President Barack Obama on Thursday called on Congress to pass legislation that protects critical computing infrastructure from hackers, saying cyber threats are “one of the most serious economic and national security challenges we face.”

In an op-ed published late Thursday onthe Wall Street Journal's website, Obama said hackers have not yet seriously damaged critical infrastructure, like the power grid or a water treatment plant.

“But foreign governments, criminal syndicates and lone individuals are probing our financial, energy and public safety systems every day,” he wrote. 

The president said computer systems that operate vital infrastructure “are being increasingly targeted," citing a water plant in Texas that took its control systems offline last year after a hacker posted a picture of the facility’s internal controls, and hackers who broke into the computer systems of companies that run natural-gas pipelines earlier this year.

Obama warned that future conflicts may involve hackers from other countries bringing down the U.S. banking system, disrupting the flow of clean water at hospitals or causing widespread blackouts. 

He urged Congress to pass a revised cyber security bill that was introduced in the Senate on Thursday. 

“Today we can see the cyber threat to the networks upon which so much of our modern American lives depend,” he wrote. “We have the opportunity -- and the responsibility -- to take action now and stay a step ahead of our adversaries.”

That bill, the Cybersecurity Act of 2012, creates a public-private partnership to set cyber security standards for critical infrastructure, and gives legal immunity to companies who meet those standards. The bill notably fails to impose regulations to enforce security standards.

In February, Sens. Joe Lieberman (i-Conn.), Susan Collins (R-Maine), John D. Rockefeller IV, (D-W.Va.), and Dianne Feinstein (D-Calif.) introduced a measure that would have given the Department of Homeland Security new powers to require companies that operate critical infrastructure to meet basic security standards. 

Many security experts said they worry that private companies won't make upgrades to protect their computer networks without the enforceable regulations in the prior bill.

But many Republicans and business lobbyists, including the U.S. Chamber of Commerce, opposed the previous legislation because it imposed regulations. They argue the regulations would harm the companies that own and operate 85 percent of critical infrastructure.

The sponsors of the revised bill described the legislation as a “good faith effort” to secure enough votes to pass a bill. 

Rockefeller said “it’s become clear that some members of the Senate would not support" the previous bill. 

“While I still prefer the regulatory approach and believe that it would better protect our country, we are moving forward in the spirit of compromise with an incentives-based voluntary approach because it is a crucial matter of public safety and national security that we do something now to ensure our most critical infrastructure is protected from cyber attacks," Rockefeller said in a statement.

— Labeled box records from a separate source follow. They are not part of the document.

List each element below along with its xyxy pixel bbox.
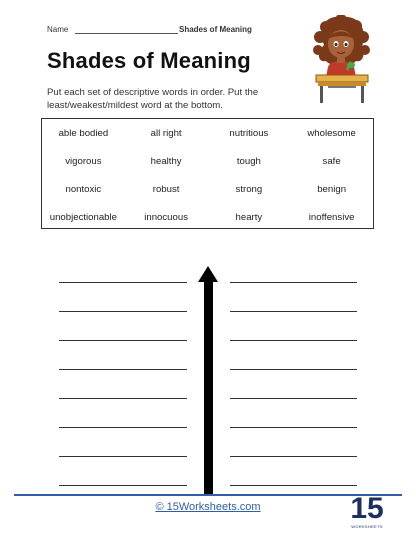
answer-line-left[interactable] bbox=[59, 282, 187, 283]
word: tough bbox=[236, 156, 261, 167]
word: unobjectionable bbox=[49, 212, 117, 223]
name-label: Name bbox=[47, 25, 69, 34]
answer-line-right[interactable] bbox=[230, 456, 357, 457]
word: inoffensive bbox=[308, 212, 355, 223]
word: innocuous bbox=[144, 212, 188, 223]
word: vigorous bbox=[65, 156, 102, 167]
answer-line-right[interactable] bbox=[230, 282, 357, 283]
word: strong bbox=[235, 184, 263, 195]
instructions: Put each set of descriptive words in order. Put the least/weakest/mildest word at the bottom. bbox=[47, 87, 259, 111]
answer-line-right[interactable] bbox=[230, 369, 357, 370]
answer-line-left[interactable] bbox=[59, 311, 187, 312]
word: benign bbox=[317, 184, 347, 195]
answer-line-left[interactable] bbox=[59, 456, 187, 457]
word: nontoxic bbox=[65, 184, 102, 195]
footer-link[interactable]: © 15Worksheets.com bbox=[155, 501, 261, 513]
answer-line-right[interactable] bbox=[230, 311, 357, 312]
word: hearty bbox=[235, 212, 263, 223]
answer-line-left[interactable] bbox=[59, 427, 187, 428]
word: safe bbox=[322, 156, 341, 167]
brand-logo: 15 bbox=[350, 492, 384, 525]
answer-line-right[interactable] bbox=[230, 485, 357, 486]
girl-at-desk-illustration bbox=[306, 15, 376, 105]
footer-divider bbox=[14, 494, 402, 496]
answer-line-left[interactable] bbox=[59, 340, 187, 341]
name-write-line[interactable] bbox=[75, 33, 178, 34]
word: healthy bbox=[150, 156, 182, 167]
word: all right bbox=[150, 128, 182, 139]
brand-logo-text: WORKSHEETS bbox=[351, 524, 383, 529]
answer-line-left[interactable] bbox=[59, 369, 187, 370]
word: wholesome bbox=[307, 128, 356, 139]
word: able bodied bbox=[58, 128, 109, 139]
word: nutritious bbox=[229, 128, 269, 139]
answer-line-right[interactable] bbox=[230, 340, 357, 341]
answer-line-left[interactable] bbox=[59, 398, 187, 399]
word-bank bbox=[41, 118, 374, 229]
worksheet-label: Shades of Meaning bbox=[179, 25, 252, 34]
page-title: Shades of Meaning bbox=[47, 48, 251, 73]
arrow-shaft bbox=[204, 280, 213, 495]
word: robust bbox=[152, 184, 180, 195]
answer-line-right[interactable] bbox=[230, 427, 357, 428]
answer-line-right[interactable] bbox=[230, 398, 357, 399]
answer-line-left[interactable] bbox=[59, 485, 187, 486]
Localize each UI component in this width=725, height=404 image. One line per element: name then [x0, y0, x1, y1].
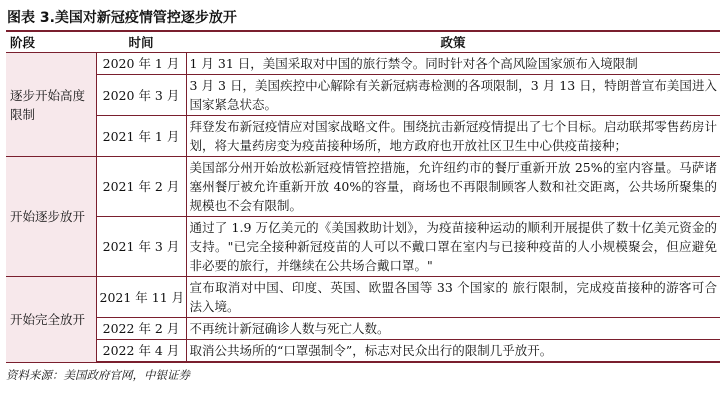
policy-table	[6, 32, 720, 363]
table-row	[6, 340, 720, 363]
time-cell: 2021 年 11 月	[96, 277, 186, 318]
header-stage: 阶段	[6, 32, 96, 53]
stage-cell: 开始逐步放开	[6, 157, 96, 277]
table-row	[6, 75, 720, 116]
time-cell: 2020 年 3 月	[96, 75, 186, 116]
table-row	[6, 217, 720, 277]
header-time: 时间	[96, 32, 186, 53]
time-cell: 2022 年 4 月	[96, 340, 186, 363]
time-cell: 2022 年 2 月	[96, 318, 186, 340]
figure-title: 图表 3.美国对新冠疫情管控逐步放开	[6, 4, 720, 32]
header-policy: 政策	[186, 32, 720, 53]
policy-cell: 通过了 1.9 万亿美元的《美国救助计划》，为疫苗接种运动的顺利开展提供了数十亿美元资金的支持。"已完全接种新冠疫苗的人可以不戴口罩在室内与已接种疫苗的人小规模聚会，但应避免非必要的旅行，并继续在公共场合戴口罩。"	[186, 217, 720, 277]
policy-cell: 1 月 31 日，美国采取对中国的旅行禁令。同时针对各个高风险国家颁布入境限制	[186, 53, 720, 75]
policy-cell: 宣布取消对中国、印度、英国、欧盟各国等 33 个国家的 旅行限制，完成疫苗接种的游客可合法入境。	[186, 277, 720, 318]
table-header-row	[6, 32, 720, 53]
policy-cell: 不再统计新冠确诊人数与死亡人数。	[186, 318, 720, 340]
policy-cell: 美国部分州开始放松新冠疫情管控措施，允许纽约市的餐厅重新开放 25%的室内容量。马萨诸塞州餐厅被允许重新开放 40%的容量，商场也不再限制顾客人数和社交距离，公共场所聚集的规模也不会有限制。	[186, 157, 720, 217]
time-cell: 2021 年 2 月	[96, 157, 186, 217]
table-row	[6, 277, 720, 318]
policy-cell: 取消公共场所的“口罩强制令”，标志对民众出行的限制几乎放开。	[186, 340, 720, 363]
policy-cell: 拜登发布新冠疫情应对国家战略文件。围绕抗击新冠疫情提出了七个目标。启动联邦零售药房计划，将大量药房变为疫苗接种场所，地方政府也开放社区卫生中心供疫苗接种；	[186, 116, 720, 157]
table-row	[6, 157, 720, 217]
time-cell: 2021 年 3 月	[96, 217, 186, 277]
table-row	[6, 318, 720, 340]
table-row	[6, 53, 720, 75]
stage-cell: 开始完全放开	[6, 277, 96, 363]
policy-cell: 3 月 3 日，美国疾控中心解除有关新冠病毒检测的各项限制，3 月 13 日，特朗普宣布美国进入国家紧急状态。	[186, 75, 720, 116]
stage-cell: 逐步开始高度限制	[6, 53, 96, 157]
source-note: 资料来源：美国政府官网，中银证券	[6, 368, 190, 382]
figure-container	[6, 4, 720, 383]
time-cell: 2021 年 1 月	[96, 116, 186, 157]
time-cell: 2020 年 1 月	[96, 53, 186, 75]
table-row	[6, 116, 720, 157]
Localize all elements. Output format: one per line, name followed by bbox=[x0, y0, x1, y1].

If the Senate passes cybersecurity legislation, that bill will need to be reconciled with legislation that passed the House in April

The House bill, known as the Cyber Intelligence Sharing and Protection Act, or CISPA, would remove legal barriers so businesses and the federal government can share information about cyber threats. It does not include regulations on critical infrastructure.

The House legislation was criticized by privacy and civil liberties groups, who said its definition of what consumer data can be shared with the government was too broad.
The Senate bill introduced Thursday, however, was praised by privacy advocates. The bill includes amendments that narrow the definition of what information can be shared between companies and the government about cyber threats and says companies will share cybersecurity information mainly with civilian agencies, not with military entities such as the National Security Agency.
“The amendments advance the principle that information shared for cybersecurity reasons should be used for cybersecurity reasons, and not other unrelated governmental goals,” Gregory T. Nojeim, director of the Center for Democracy and Technology, said in a statement.

In his op-ed, Obama threatened to veto "any bill that lacks strong privacy and civil-liberties protections."